Too often, social conditioning and fears about treatment turn misguided stereotypes into dangerous realities. Women are taught that they shouldn’t speak up and their experiences reflect that they won’t be believed. As a result, their symptoms get worse and their conditions remain untreated until they become severe.

Men also experience harm from these gender stereotypes. The idea that a man has to be strong and stoic means many males in the United States also have untreated conditions because showing pain or asking for help is viewed as a sign of weakness. Strict gender roles hurt everyone.

Women are underrepresented in clinical trials

While many women need to fight against biases to get diagnoses, there are additional challenges that they are likely to face because of their gender. Namely, the majority of drug trial participants are men (and have been historically), which means women are more likely to experience unwanted side effects as a result.

For example, Irving Zucker at UC Berkely noticed that more women experience morning-after side effects from taking Ambien (a sleep medication). He worked with Brian Prendergast at the University of Chicago to study how women and men react to medication differently. They found that in more than 90 percent of cases, women have a stronger reaction to medication than men.

“I don’t believe anyone can reasonably find this acceptable,” says Zucker. “Some have tried to explain this in part as women have a lower threshold for reporting adverse drug effects, but much evidence suggests this is not the cause of the sex difference in adverse drug reactions.”

Once again, doctors are convinced that women are being too sensitive. They claim that women are more likely to complain rather than acknowledge their valid experiences. These are the misconceptions that Zucker wants to challenge.

Most recently, this lack of gender acknowledgment played out in the development of the COVID-19 vaccine. While the vaccine is safe, women experienced significantly worse side effects than men who receive it. They were more likely to experience chills or fatigue for a brief period compared to men.

Meanwhile, out of 45 COVID-19 randomized controlled trials, only eight broke out the results of the study by sex or gender. Neither the Pfizer-BioNTech and Moderna vaccine trials published results that showed the differences in efficacy by gender.

Until medical professionals acknowledge that women have different bodily responses than men, their care will be worse than their male counterparts.

Women with disabilities feel these effects even more

Women as a whole are not affected equally by healthcare discrimination.
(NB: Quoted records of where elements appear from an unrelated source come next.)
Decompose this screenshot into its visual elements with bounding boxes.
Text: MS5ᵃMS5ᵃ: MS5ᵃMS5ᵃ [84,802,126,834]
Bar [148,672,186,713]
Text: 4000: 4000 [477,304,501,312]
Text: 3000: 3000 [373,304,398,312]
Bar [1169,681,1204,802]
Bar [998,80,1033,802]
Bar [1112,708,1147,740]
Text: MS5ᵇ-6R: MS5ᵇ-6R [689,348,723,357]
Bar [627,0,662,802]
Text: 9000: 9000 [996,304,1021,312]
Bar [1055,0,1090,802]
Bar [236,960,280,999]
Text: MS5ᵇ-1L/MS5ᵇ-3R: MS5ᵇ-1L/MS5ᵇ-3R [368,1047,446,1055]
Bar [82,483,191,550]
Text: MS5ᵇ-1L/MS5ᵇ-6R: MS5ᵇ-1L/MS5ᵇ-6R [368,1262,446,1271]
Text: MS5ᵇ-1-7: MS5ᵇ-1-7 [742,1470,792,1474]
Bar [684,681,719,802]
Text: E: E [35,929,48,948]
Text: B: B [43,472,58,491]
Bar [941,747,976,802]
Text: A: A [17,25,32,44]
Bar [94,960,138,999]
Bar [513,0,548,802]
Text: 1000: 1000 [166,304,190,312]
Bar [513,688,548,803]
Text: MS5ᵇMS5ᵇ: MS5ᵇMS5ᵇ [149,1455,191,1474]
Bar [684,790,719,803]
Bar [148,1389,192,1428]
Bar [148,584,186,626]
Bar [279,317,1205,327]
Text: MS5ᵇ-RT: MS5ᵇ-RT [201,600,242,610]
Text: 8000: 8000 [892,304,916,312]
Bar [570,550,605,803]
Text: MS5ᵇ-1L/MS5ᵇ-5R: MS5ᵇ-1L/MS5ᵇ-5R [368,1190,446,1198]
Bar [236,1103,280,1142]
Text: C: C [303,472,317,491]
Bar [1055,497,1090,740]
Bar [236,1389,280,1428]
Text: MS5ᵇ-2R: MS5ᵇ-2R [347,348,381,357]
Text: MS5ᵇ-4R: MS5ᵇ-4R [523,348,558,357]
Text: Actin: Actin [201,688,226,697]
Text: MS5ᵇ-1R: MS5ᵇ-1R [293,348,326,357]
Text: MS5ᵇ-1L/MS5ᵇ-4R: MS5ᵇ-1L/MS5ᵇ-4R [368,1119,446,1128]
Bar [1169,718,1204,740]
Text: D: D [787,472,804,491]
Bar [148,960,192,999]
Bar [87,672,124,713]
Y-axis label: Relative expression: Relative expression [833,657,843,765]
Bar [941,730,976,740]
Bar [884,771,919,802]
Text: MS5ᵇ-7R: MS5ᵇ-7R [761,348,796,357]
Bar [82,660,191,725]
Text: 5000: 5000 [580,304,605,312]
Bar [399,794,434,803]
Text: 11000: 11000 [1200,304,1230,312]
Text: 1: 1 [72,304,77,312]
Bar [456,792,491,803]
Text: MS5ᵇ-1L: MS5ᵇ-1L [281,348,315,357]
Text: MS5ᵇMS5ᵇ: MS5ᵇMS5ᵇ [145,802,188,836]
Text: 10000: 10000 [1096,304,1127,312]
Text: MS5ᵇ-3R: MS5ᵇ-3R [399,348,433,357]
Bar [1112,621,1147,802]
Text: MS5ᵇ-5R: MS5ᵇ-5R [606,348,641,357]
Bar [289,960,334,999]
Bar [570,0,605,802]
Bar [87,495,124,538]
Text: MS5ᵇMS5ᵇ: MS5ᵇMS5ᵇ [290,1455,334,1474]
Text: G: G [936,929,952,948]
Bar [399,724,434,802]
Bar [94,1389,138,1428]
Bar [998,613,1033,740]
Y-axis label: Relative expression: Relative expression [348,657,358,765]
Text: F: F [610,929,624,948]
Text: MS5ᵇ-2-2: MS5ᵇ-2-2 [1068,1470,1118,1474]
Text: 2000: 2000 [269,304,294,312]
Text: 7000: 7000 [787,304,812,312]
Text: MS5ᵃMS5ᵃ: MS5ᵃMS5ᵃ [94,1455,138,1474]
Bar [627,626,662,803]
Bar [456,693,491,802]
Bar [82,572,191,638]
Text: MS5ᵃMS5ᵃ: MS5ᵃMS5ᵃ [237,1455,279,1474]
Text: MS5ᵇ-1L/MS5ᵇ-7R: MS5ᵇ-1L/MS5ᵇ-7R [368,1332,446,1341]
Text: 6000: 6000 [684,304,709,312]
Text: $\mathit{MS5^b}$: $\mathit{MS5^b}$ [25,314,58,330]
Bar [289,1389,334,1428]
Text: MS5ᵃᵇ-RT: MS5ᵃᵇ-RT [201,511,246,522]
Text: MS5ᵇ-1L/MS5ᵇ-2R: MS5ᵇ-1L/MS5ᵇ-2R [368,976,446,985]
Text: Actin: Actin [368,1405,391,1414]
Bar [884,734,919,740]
The effects that women of color, women with disabilities, LGBTQ+ women, impoverished women, and other minority populations face are much more severe than the discrimination experienced by those who are more privileged.

You can see this when we talk about race, where even Beyonce and Serena Willians couldn’t get doctors to acknowledge their pain during childbirth. You can see this in the LGBTQ+ community, where women with disabilities are afraid to get care. You can see this in organ transplant discrimination, where people with disabilities can be denied in 25 states because of their conditions.

The issues that women in healthcare face won’t be reversed just by removing hysteria from the DSM-V. They are deeply rooted in societal conditioning and beliefs about women in our culture.